Tuesday, October 31, 2006

The Very Voice of Evil

"It's my belief that they're very sensitive of the fact that we've got an election scheduled," he said. Cheney said the insurgents believe "they can break the will of the American people," and "that's what they're trying to do."

Bush Says 'America Loses' Under Democrats - washingtonpost.com

Thursday, October 19, 2006

Where is the sense of urgency!? The OUTRAGE!?

In our lifetimes there has never been a greater, more urgent political issue that has come before the people of the U.S.A. With this single act, this single stroke of a pen, President Bush has ceded the win of the War on Terror to the terrorists. We have been terrorized into giving up our most basic civil liberties.
Does this not make the President of the U.S.A. guilty of providing support to the terrorists? Doesn't this then make the PoTUSA an unlawful enemy combatant?
Only if he or Rumsfeld declare him to be, it turns out. Interesting how that works, isn't it.

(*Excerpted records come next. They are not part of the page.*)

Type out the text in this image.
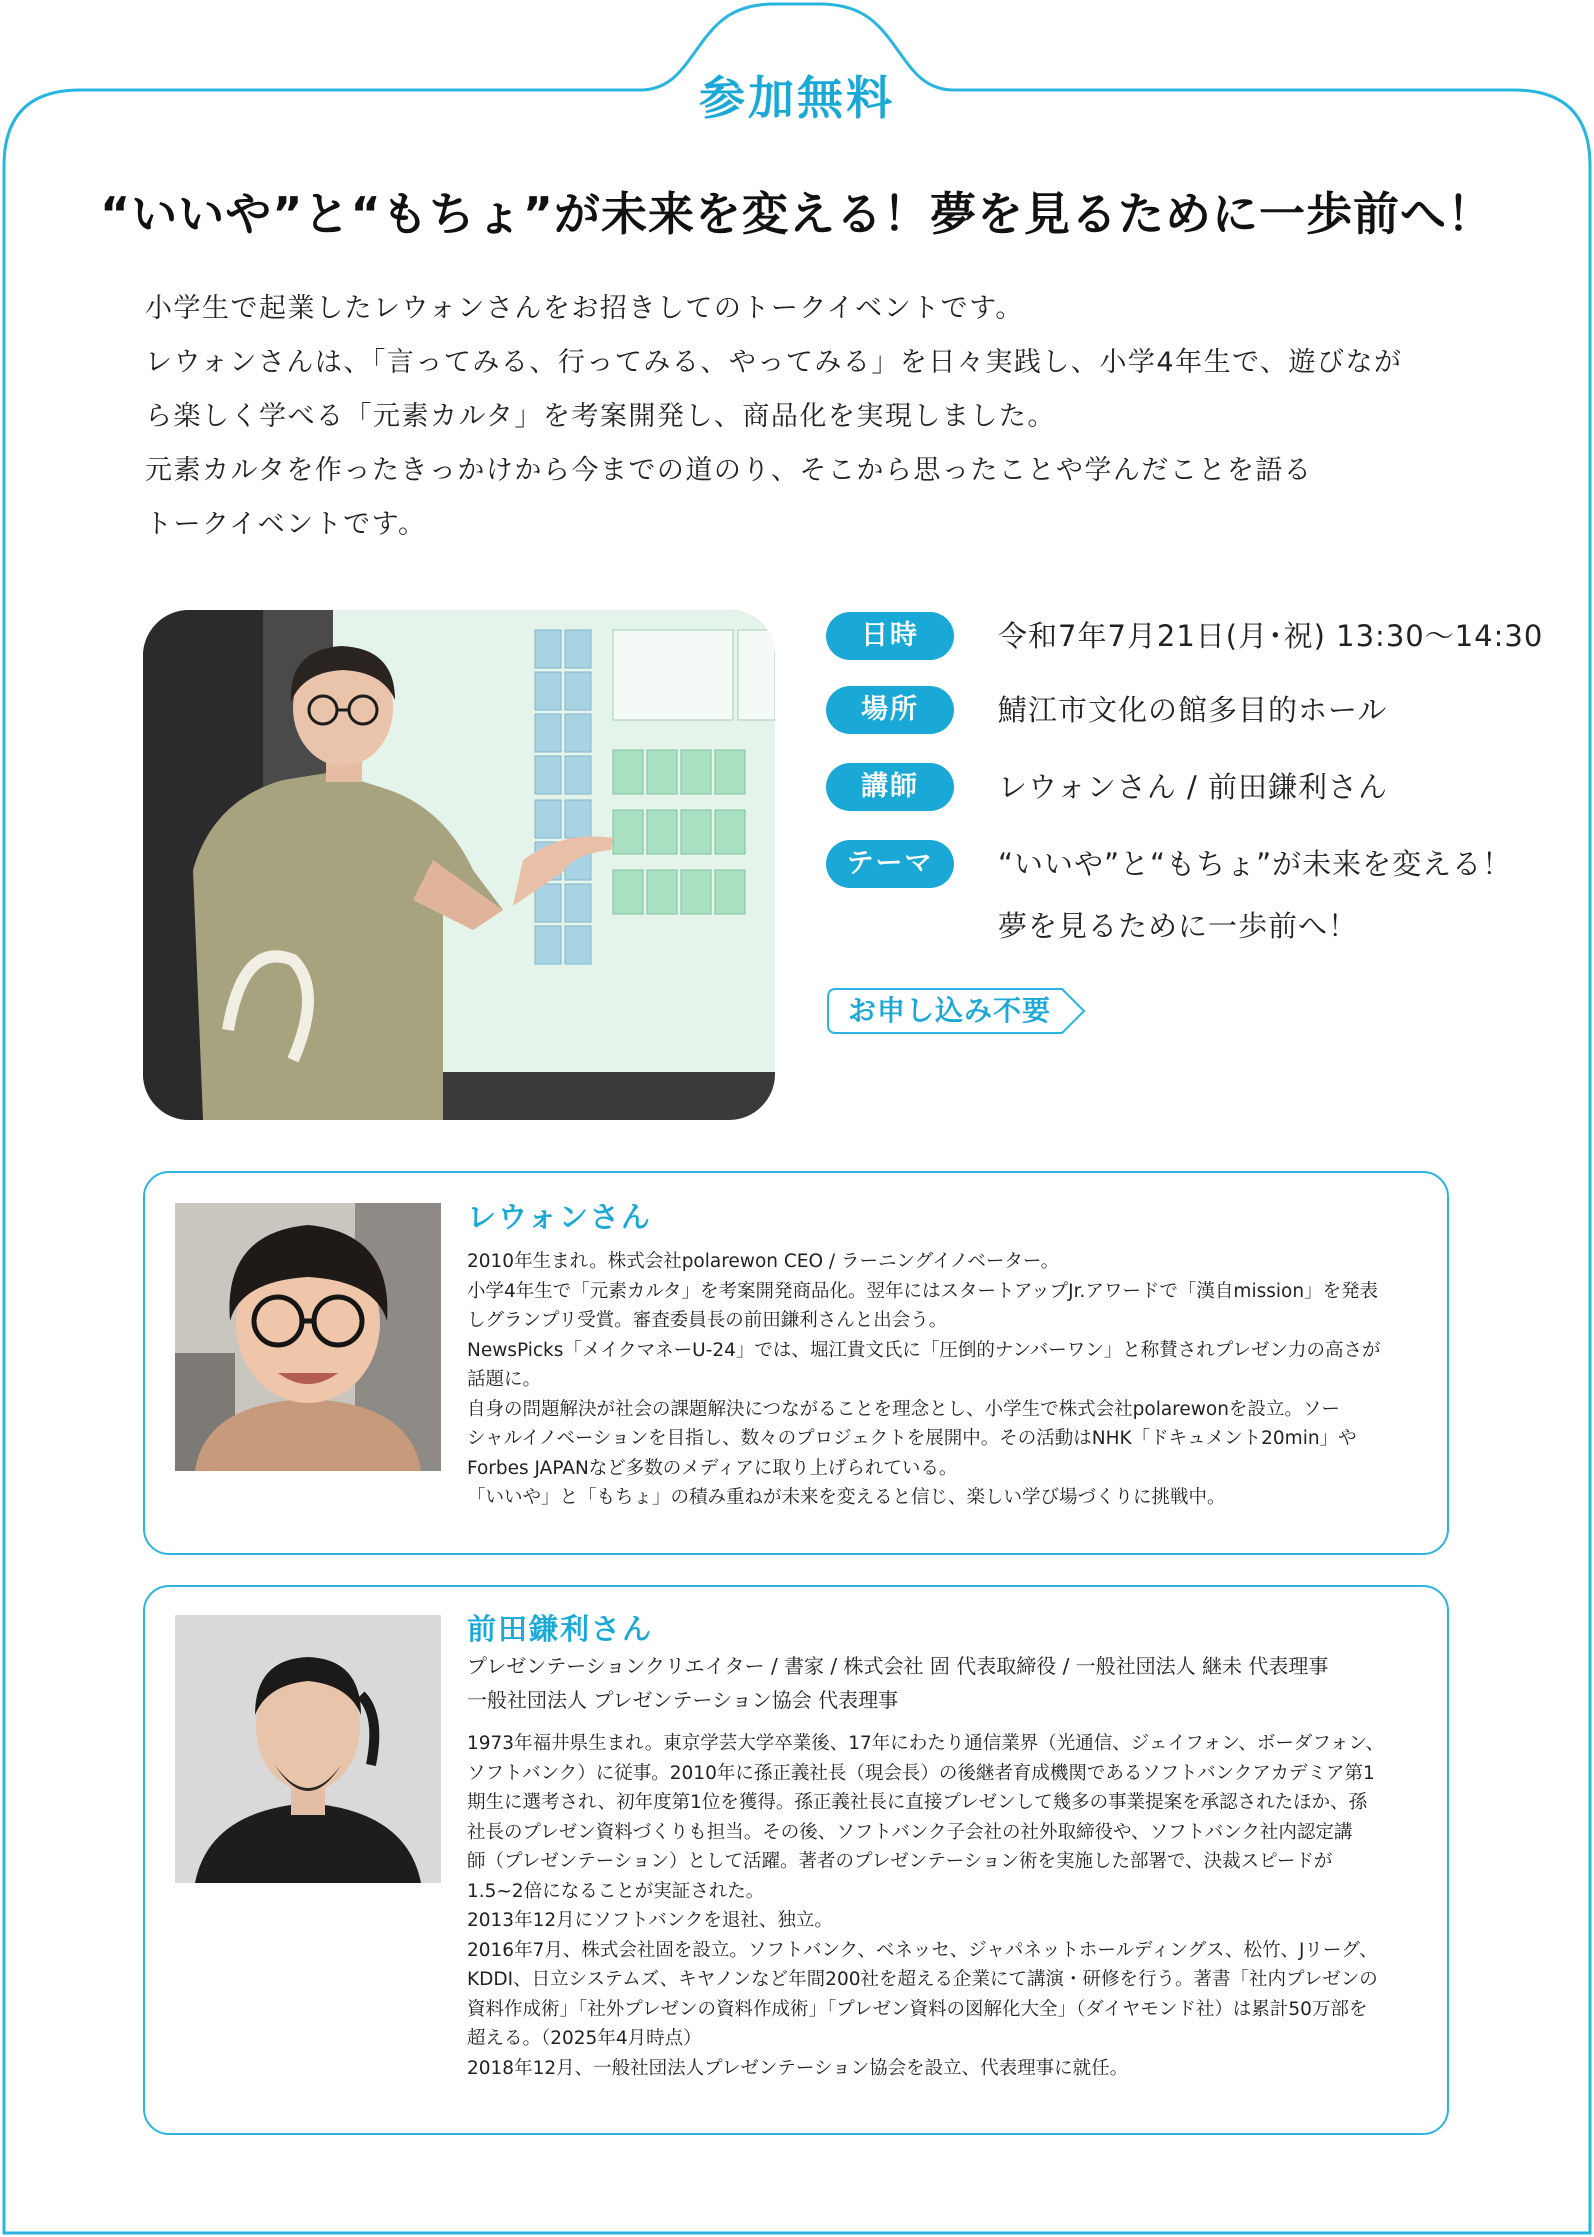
参加無料
“いいや”と“もちょ”が未来を変える！夢を見るために一歩前へ！

小学生で起業したレウォンさんをお招きしてのトークイベントです。

レウォンさんは、「言ってみる、行ってみる、やってみる」を日々実践し、小学4年生で、遊びなが

ら楽しく学べる「元素カルタ」を考案開発し、商品化を実現しました。

元素カルタを作ったきっかけから今までの道のり、そこから思ったことや学んだことを語る

トークイベントです。

日時	令和7年7月21日(月･祝) 13:30〜14:30
場所	鯖江市文化の館多目的ホール
講師	レウォンさん / 前田鎌利さん
テーマ	“いいや”と“もちょ”が未来を変える！
夢を見るために一歩前へ！
お申し込み不要
レウォンさん

2010年生まれ。株式会社polarewon CEO / ラーニングイノベーター。

小学4年生で「元素カルタ」を考案開発商品化。翌年にはスタートアップJr.アワードで「漢自mission」を発表

しグランプリ受賞。審査委員長の前田鎌利さんと出会う。

NewsPicks「メイクマネーU-24」では、堀江貴文氏に「圧倒的ナンバーワン」と称賛されプレゼン力の高さが

話題に。

自身の問題解決が社会の課題解決につながることを理念とし、小学生で株式会社polarewonを設立。ソー

シャルイノベーションを目指し、数々のプロジェクトを展開中。その活動はNHK「ドキュメント20min」や

Forbes JAPANなど多数のメディアに取り上げられている。

「いいや」と「もちょ」の積み重ねが未来を変えると信じ、楽しい学び場づくりに挑戦中。

前田鎌利さん

プレゼンテーションクリエイター / 書家 / 株式会社 固 代表取締役 / 一般社団法人 継未 代表理事

一般社団法人 プレゼンテーション協会 代表理事

1973年福井県生まれ。東京学芸大学卒業後、17年にわたり通信業界（光通信、ジェイフォン、ボーダフォン、

ソフトバンク）に従事。2010年に孫正義社長（現会長）の後継者育成機関であるソフトバンクアカデミア第1

期生に選考され、初年度第1位を獲得。孫正義社長に直接プレゼンして幾多の事業提案を承認されたほか、孫

社長のプレゼン資料づくりも担当。その後、ソフトバンク子会社の社外取締役や、ソフトバンク社内認定講

師（プレゼンテーション）として活躍。著者のプレゼンテーション術を実施した部署で、決裁スピードが

1.5~2倍になることが実証された。

2013年12月にソフトバンクを退社、独立。

2016年7月、株式会社固を設立。ソフトバンク、ベネッセ、ジャパネットホールディングス、松竹、Jリーグ、

KDDI、日立システムズ、キヤノンなど年間200社を超える企業にて講演・研修を行う。著書「社内プレゼンの

資料作成術」「社外プレゼンの資料作成術」「プレゼン資料の図解化大全」（ダイヤモンド社）は累計50万部を

超える。（2025年4月時点）

2018年12月、一般社団法人プレゼンテーション協会を設立、代表理事に就任。
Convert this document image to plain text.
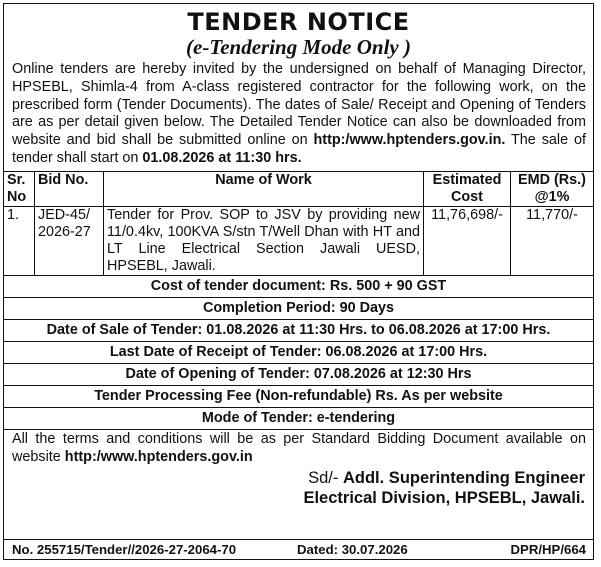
TENDER NOTICE
(e-Tendering Mode Only )
Online tenders are hereby invited by the undersigned on behalf of Managing Director, HPSEBL, Shimla-4 from A-class registered contractor for the following work, on the prescribed form (Tender Documents). The dates of Sale/ Receipt and Opening of Tenders are as per detail given below. The Detailed Tender Notice can also be downloaded from website and bid shall be submitted online on http:/www.hptenders.gov.in. The sale of tender shall start on 01.08.2026 at 11:30 hrs.
Sr. No	Bid No.	Name of Work	Estimated Cost	EMD (Rs.) @1%
1.	JED-45/ 2026-27	Tender for Prov. SOP to JSV by providing new 11/0.4kv, 100KVA S/stn T/Well Dhan with HT and LT Line Electrical Section Jawali UESD, HPSEBL, Jawali.	11,76,698/-	11,770/-
Cost of tender document: Rs. 500 + 90 GST				
Completion Period: 90 Days				
Date of Sale of Tender: 01.08.2026 at 11:30 Hrs. to 06.08.2026 at 17:00 Hrs.				
Last Date of Receipt of Tender: 06.08.2026 at 17:00 Hrs.				
Date of Opening of Tender: 07.08.2026 at 12:30 Hrs				
Tender Processing Fee (Non-refundable) Rs. As per website				
Mode of Tender: e-tendering				
All the terms and conditions will be as per Standard Bidding Document available on website http:/www.hptenders.gov.in
Sd/- Addl. Superintending Engineer
Electrical Division, HPSEBL, Jawali.
No. 255715/Tender//2026-27-2064-70	Dated: 30.07.2026	DPR/HP/664
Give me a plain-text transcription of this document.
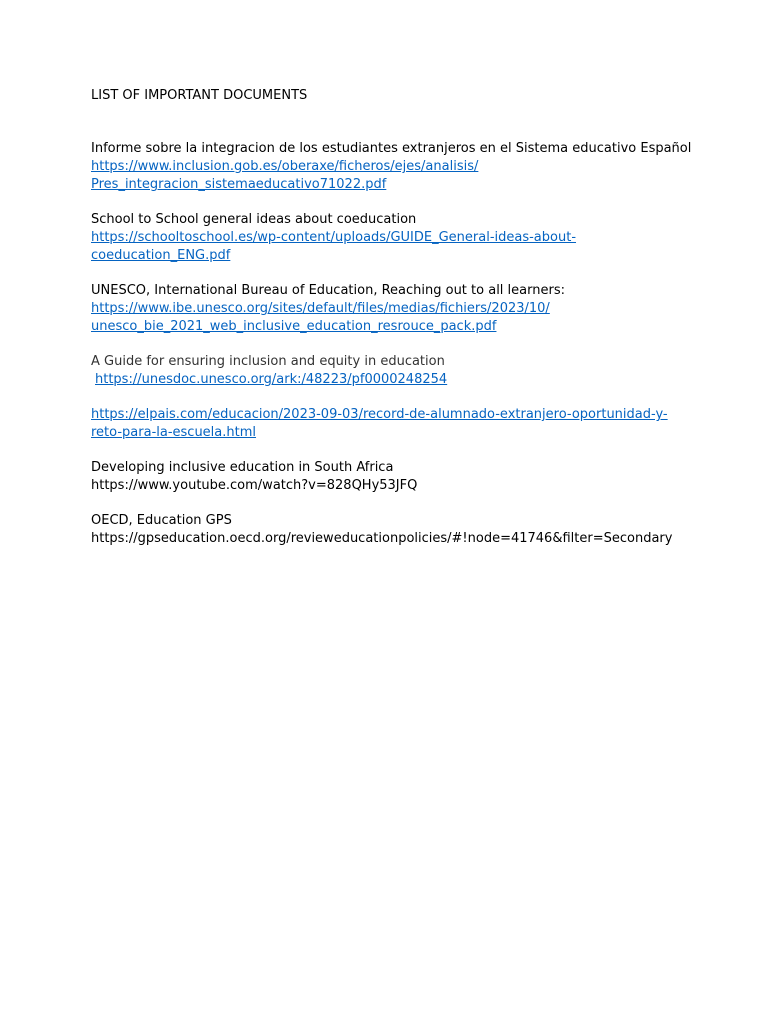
LIST OF IMPORTANT DOCUMENTS
Informe sobre la integracion de los estudiantes extranjeros en el Sistema educativo Español
https://www.inclusion.gob.es/oberaxe/ficheros/ejes/analisis/
Pres_integracion_sistemaeducativo71022.pdf
School to School general ideas about coeducation
https://schooltoschool.es/wp-content/uploads/GUIDE_General-ideas-about-
coeducation_ENG.pdf
UNESCO, International Bureau of Education, Reaching out to all learners:
https://www.ibe.unesco.org/sites/default/files/medias/fichiers/2023/10/
unesco_bie_2021_web_inclusive_education_resrouce_pack.pdf
A Guide for ensuring inclusion and equity in education
https://unesdoc.unesco.org/ark:/48223/pf0000248254
https://elpais.com/educacion/2023-09-03/record-de-alumnado-extranjero-oportunidad-y-
reto-para-la-escuela.html
Developing inclusive education in South Africa
https://www.youtube.com/watch?v=828QHy53JFQ
OECD, Education GPS
https://gpseducation.oecd.org/revieweducationpolicies/#!node=41746&filter=Secondary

October 17, 2006 Black Tuesday

Many web users and bloggers are too young to remember the web based protest to President Clinton's enactement of the Communications Decency Act (http://www.cdt.org/speech/cda/960203_48hrs_alert.htm ). Web sites were encouraged to change the background color of their web pages to black for 48 hours to protest the CDA. Belief it or not, before that day, there were very few web pages that had black backgrounds. Since then, as you can see for yourself they have become quite common. But even so, it was an act of protest that was widely participated in.

I now humbly suggest this form of visible web protest be practiced again. We need another Black Day/Week/Month/Year(????) on the web to protest the United States of America's decline into petty despotism with signing by President George W. Bush of the Military Commissions Act of 2006.

To kick it off, my blog page will now be black and remain black, until this act is struck down by the Supreme Court or overturned in some fashion.

October 17, 2006 was indeed a black day for the U.S.A, and the world.

The Day Habeas Corpus Died.

October 17, 2006 - The Day Habeas Corpus Died. One hundred thirty five years to the day after the last American President (Ulysses S. Grant) suspended habeas corpus, President Bush signed into law the Military Commissions Act of 2006. At its worst, the legislation allows President Bush or Donald Rumsfeld to declare anyone — US citizen or not — an enemy combatant, lock them up and throw away the key without a chance to prove their innocence in a court of law. In other words, every thing the Founding Fathers fought the British empire to free themselves of was reversed and nullified with the stroke of a pen, all under the guise of the War on Terror.